Однако чем меньше ярдов оставалось до берега, тем больше сомневался Мактавеш, что хочет там оказаться. Недобрым предчувствием маялась тёмная душа демона, и уже ехал он к живописному, излюбленному дочерью месту едва ли не черепашьим шагом. А причина заключалась в том, что опасения Фидаха имели некоторые под собой основания. Такова особенность их тёмной расы (обретя любовь и счастье, он уже не называл себя с собратьями проклятыми), что самки созревали раньше самцов, и сущность их в полной мере проявлялась как раз годам к пятнадцати. До сих пор Фиен был уверен, что Гретхен - такой же демэльф, как и Квинт. А что, если это не так? Что, если не в меру вспыльчивый характер дочери – признак, что пошла она в него самого? Ведь было наложенное тысячелетие назад заклятие короля-мага, из-за которого эльфийки не могли рожать от демонов, и правда ли, что в таком союзе рождались исключительно демэльфы?
- Господин, вон они, - указывая на мерцающий вдалеке огонь, напомнил о себе собрат. Он мог бы и не утруждаться – потемневший ликом Мактавеш заметил две тесно прильнувшие друг к другу фигуры, возлежащие на побережье возле костра. С какой же готовностью повелитель всей Каледонии готов был поверить, что там, внизу, всего лишь местный сорвиголова дорвался до тела вожделенной сельской простушки, или муж с женою уединились для любовных утех, но сердце отцовское не позволяло ему обмануться.
- Будь здесь. Понадобишься - позову, - тише дуновения ветра прошелестели губы вожака, что говорило о крайней степени его ярости. Изумрудные глаза-хамелеоны инкуба вспыхнули кровавым пламенем, демон стегнул коня. Фидах торопливо кивнул в спину господину и невольно сглотнул, ибо не было средь стаи пришлых из тьмы хищников ни единого, кто бы не побаивался своего вожака.
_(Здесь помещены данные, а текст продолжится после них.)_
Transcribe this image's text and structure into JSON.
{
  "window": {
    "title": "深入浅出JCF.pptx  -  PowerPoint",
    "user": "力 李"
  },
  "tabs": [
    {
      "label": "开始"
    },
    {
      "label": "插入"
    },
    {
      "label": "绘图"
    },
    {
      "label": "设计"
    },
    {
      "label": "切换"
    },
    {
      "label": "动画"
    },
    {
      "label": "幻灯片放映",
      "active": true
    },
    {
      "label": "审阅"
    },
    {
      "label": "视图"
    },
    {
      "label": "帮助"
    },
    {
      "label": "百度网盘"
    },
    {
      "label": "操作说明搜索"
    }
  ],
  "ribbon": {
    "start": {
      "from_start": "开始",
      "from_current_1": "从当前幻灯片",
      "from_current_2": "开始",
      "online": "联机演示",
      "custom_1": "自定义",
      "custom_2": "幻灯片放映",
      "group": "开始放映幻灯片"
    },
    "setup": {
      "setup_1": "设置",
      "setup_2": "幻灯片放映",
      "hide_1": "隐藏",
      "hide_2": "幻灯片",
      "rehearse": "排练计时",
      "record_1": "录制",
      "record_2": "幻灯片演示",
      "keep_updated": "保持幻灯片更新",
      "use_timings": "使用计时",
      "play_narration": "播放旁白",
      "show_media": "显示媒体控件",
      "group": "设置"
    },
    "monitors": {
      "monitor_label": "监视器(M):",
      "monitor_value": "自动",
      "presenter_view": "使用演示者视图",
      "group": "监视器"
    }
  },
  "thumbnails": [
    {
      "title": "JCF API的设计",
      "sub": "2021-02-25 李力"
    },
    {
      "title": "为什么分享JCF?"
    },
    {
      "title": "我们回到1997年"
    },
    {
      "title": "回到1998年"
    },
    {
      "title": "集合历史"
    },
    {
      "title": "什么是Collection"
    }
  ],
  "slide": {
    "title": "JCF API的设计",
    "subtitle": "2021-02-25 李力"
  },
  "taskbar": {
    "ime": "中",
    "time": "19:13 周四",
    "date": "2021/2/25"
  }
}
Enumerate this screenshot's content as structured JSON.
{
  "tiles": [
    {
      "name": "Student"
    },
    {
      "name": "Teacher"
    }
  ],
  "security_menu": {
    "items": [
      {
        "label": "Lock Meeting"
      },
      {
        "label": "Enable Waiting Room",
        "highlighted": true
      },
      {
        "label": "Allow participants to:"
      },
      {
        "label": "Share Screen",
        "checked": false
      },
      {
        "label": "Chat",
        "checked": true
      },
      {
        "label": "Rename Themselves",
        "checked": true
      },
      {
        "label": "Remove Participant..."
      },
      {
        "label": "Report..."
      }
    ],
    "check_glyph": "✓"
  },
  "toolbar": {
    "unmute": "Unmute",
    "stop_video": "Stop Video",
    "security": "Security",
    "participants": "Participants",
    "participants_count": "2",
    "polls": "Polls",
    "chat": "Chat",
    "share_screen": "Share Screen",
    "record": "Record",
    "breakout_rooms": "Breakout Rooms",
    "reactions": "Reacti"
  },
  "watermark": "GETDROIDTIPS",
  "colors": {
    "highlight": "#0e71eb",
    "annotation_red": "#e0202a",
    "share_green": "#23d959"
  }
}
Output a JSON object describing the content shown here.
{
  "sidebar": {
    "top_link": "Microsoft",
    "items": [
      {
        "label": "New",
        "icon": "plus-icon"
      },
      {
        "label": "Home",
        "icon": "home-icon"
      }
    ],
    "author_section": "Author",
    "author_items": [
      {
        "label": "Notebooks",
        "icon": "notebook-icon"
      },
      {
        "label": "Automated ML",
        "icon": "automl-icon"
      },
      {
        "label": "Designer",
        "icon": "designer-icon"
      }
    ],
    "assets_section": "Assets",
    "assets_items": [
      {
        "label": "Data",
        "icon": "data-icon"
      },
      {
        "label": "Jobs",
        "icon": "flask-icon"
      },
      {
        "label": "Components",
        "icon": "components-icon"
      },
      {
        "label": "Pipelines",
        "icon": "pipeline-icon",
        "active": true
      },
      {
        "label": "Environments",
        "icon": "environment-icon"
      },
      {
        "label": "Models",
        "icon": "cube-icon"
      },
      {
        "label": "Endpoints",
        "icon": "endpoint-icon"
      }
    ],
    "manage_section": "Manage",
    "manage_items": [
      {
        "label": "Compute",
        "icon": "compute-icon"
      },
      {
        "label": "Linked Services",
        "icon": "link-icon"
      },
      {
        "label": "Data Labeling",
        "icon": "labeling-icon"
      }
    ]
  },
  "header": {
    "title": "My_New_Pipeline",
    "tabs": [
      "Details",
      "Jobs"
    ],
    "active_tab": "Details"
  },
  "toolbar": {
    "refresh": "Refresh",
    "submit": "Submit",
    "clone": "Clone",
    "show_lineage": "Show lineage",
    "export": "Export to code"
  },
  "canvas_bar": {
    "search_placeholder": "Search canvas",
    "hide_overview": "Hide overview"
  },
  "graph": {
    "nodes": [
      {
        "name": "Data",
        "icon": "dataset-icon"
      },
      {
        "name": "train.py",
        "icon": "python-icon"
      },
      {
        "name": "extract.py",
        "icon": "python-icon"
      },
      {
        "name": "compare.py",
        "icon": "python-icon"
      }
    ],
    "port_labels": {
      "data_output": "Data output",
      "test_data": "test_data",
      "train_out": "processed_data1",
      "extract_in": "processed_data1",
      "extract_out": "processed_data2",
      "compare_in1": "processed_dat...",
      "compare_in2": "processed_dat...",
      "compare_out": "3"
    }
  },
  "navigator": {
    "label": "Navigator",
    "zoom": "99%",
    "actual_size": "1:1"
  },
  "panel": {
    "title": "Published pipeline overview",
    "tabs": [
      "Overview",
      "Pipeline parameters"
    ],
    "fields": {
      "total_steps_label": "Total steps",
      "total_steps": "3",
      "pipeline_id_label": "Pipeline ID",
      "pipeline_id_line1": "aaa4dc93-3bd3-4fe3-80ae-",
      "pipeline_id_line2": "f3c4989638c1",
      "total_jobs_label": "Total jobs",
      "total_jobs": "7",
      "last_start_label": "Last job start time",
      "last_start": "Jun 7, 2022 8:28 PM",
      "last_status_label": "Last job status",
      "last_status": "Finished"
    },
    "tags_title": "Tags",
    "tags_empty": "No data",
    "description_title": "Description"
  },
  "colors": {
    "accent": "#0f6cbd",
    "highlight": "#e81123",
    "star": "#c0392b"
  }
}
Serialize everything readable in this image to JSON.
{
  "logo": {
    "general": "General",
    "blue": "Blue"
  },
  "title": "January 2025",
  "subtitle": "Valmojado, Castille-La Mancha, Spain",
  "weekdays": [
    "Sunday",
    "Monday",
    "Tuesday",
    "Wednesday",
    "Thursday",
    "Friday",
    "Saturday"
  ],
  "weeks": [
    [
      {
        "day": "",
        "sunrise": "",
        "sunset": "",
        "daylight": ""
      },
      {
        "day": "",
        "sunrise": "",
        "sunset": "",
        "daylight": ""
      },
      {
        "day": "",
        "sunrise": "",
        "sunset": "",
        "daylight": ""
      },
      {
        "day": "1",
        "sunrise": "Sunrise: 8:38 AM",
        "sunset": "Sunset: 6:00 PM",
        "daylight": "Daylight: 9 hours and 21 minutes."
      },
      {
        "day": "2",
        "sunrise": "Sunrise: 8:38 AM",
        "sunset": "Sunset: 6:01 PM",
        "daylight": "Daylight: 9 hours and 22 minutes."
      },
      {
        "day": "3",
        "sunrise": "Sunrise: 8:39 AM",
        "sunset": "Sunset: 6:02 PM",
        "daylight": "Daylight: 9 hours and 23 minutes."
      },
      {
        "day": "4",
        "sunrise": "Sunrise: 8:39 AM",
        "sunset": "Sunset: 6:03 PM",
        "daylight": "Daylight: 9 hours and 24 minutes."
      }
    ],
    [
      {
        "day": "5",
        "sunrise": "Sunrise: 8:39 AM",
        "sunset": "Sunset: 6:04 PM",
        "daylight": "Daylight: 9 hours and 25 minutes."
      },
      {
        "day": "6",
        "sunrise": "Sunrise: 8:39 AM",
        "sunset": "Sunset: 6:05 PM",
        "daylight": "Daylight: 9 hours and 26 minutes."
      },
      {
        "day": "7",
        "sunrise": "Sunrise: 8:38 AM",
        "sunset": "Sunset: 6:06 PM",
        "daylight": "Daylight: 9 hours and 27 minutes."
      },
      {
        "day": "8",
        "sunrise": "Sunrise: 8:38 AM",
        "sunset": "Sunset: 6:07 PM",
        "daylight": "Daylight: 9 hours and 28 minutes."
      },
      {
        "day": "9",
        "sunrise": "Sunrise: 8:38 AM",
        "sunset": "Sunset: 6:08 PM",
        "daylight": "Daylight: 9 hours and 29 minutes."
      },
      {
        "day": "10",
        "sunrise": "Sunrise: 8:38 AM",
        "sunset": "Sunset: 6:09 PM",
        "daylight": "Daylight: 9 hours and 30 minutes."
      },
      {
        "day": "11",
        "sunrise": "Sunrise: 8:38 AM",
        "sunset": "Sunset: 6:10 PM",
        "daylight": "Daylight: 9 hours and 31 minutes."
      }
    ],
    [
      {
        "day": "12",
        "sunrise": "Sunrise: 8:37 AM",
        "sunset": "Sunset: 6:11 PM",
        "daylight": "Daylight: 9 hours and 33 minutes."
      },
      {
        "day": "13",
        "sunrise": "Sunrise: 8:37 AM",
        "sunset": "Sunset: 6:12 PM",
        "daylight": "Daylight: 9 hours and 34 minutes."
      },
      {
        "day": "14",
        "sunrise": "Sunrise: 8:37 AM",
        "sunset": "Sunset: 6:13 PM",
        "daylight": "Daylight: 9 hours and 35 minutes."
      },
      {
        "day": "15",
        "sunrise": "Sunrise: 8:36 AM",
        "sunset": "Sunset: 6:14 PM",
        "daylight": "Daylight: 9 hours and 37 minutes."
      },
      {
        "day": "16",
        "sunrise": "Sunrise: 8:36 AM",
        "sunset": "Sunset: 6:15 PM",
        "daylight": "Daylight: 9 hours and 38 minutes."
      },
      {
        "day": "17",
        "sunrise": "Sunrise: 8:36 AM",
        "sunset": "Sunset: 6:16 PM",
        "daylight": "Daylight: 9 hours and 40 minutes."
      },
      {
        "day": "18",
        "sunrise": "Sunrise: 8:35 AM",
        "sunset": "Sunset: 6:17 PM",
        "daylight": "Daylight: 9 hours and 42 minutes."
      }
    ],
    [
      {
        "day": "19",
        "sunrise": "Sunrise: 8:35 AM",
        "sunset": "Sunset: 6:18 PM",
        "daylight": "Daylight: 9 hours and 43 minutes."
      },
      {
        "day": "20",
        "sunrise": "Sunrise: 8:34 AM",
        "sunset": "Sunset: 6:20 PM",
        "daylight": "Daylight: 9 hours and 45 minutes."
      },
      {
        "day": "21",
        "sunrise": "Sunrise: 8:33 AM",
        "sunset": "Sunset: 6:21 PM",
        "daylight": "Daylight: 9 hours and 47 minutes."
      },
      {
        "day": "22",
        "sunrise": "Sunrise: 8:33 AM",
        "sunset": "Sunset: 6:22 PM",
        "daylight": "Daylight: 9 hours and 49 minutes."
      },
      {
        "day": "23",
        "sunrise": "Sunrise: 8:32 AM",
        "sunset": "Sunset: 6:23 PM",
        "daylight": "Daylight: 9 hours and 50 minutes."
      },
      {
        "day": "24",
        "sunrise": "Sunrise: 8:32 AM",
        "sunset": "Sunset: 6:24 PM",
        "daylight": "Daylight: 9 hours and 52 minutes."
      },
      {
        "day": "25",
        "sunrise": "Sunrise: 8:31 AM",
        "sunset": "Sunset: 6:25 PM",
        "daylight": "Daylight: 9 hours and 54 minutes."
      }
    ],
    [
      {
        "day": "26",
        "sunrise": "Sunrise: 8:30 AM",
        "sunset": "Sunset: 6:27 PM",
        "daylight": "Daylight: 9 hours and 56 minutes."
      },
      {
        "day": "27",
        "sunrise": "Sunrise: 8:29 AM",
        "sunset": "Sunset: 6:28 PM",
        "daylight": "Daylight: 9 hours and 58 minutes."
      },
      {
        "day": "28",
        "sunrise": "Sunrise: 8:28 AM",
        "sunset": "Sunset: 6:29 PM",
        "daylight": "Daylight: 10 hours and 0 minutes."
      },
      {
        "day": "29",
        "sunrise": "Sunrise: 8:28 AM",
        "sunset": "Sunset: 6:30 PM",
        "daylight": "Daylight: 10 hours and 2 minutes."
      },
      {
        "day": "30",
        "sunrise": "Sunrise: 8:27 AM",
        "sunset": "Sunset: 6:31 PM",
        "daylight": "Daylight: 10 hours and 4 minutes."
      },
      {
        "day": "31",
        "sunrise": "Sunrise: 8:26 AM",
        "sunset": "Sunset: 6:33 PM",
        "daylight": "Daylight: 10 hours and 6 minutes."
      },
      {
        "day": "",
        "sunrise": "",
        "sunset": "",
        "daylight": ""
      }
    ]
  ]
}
Склонившуюся над распростёртым Вэрианом дочь Фиен узнал сразу. Его золотая девочка, его маленькая принцесса, которую крохой носил на руках, пушинкой подбрасывал в небо, первым шагам и словам которой они с Лайнеф так радовались, которую берегли и беспредельно любили, сидела голая на бёдрах рыжего иуды и жарко целовала его уста. За пару секунд перед глазами потрясённого отца пронеслось всё детство Гретхен, начиная от появления на свет и заканчивая сегодняшней размолвкой с братом, в то время как Вэриан, этот гнилостный кусок человеческой плоти – о, именно так, ибо Мактавеш уже видел, как собственноручно рвёт орущего сучонка и скармливает его тело кровожадным акулам! – этот наглый зверёныш, которому опрометчиво доверял и считал едва ли не вторым сыном, лоснящимися от пота руками лапал и крепко прижимал к себе Гретхен, отвратительно постанывая, словно только что – мать его! – кончил в её чрево.
Не помня себя в исступлении, утеряв остатки здравомыслия, разъярённым зверем Мактавеш сорвался с коня и кинулся к дочери, чтобы оттащить от поругателя. Мощный рев исторгся из его глотки, от которого девушка вздрогнула и непонимающе уставиась на несущегося к ней хищника, не узнавая отца. Стоило ей оторваться от губ юноши, руки Вэриана плетьми упали на землю, голова безвольно откинулась на бок, веки смежились, казалось, человек моментально уснул. Она же, заметив это, внезапно переменилась до неузнаваемости: втянула в плечи голову, злобно оскалилась, обнажая белые, ровные зубы. Воздух завибрировал от смешанного с шипением нечеловеческого рыка. Во взгляде исподлобья угасала примитивная, какая-то животная похоть, а вместе с ней исчез и страх перед тем, кто смел вмешаться в их с Вэрианом идиллию. На смену им в лихорадочно горящих глазах запоздало отразилось дерзновенное предупреждение не приближаться, словно вторгшийся посягатель угрожает отобрать богатую трапезу у смертельно оголодавшего хищника. Существо, испепеляющее Фиена чёрными глазами, готовое в любую секунду атаковать и погибнуть в неравной схватке с куда более весомым соперником, не могло быть его дочерью, и вместе с тем это была она – его малышка Гретхен, его плоть от плоти, его девочка – демоница суккуб, а человеческий самец, из которого она только что выпивала жизненные силы, был её первой добычей.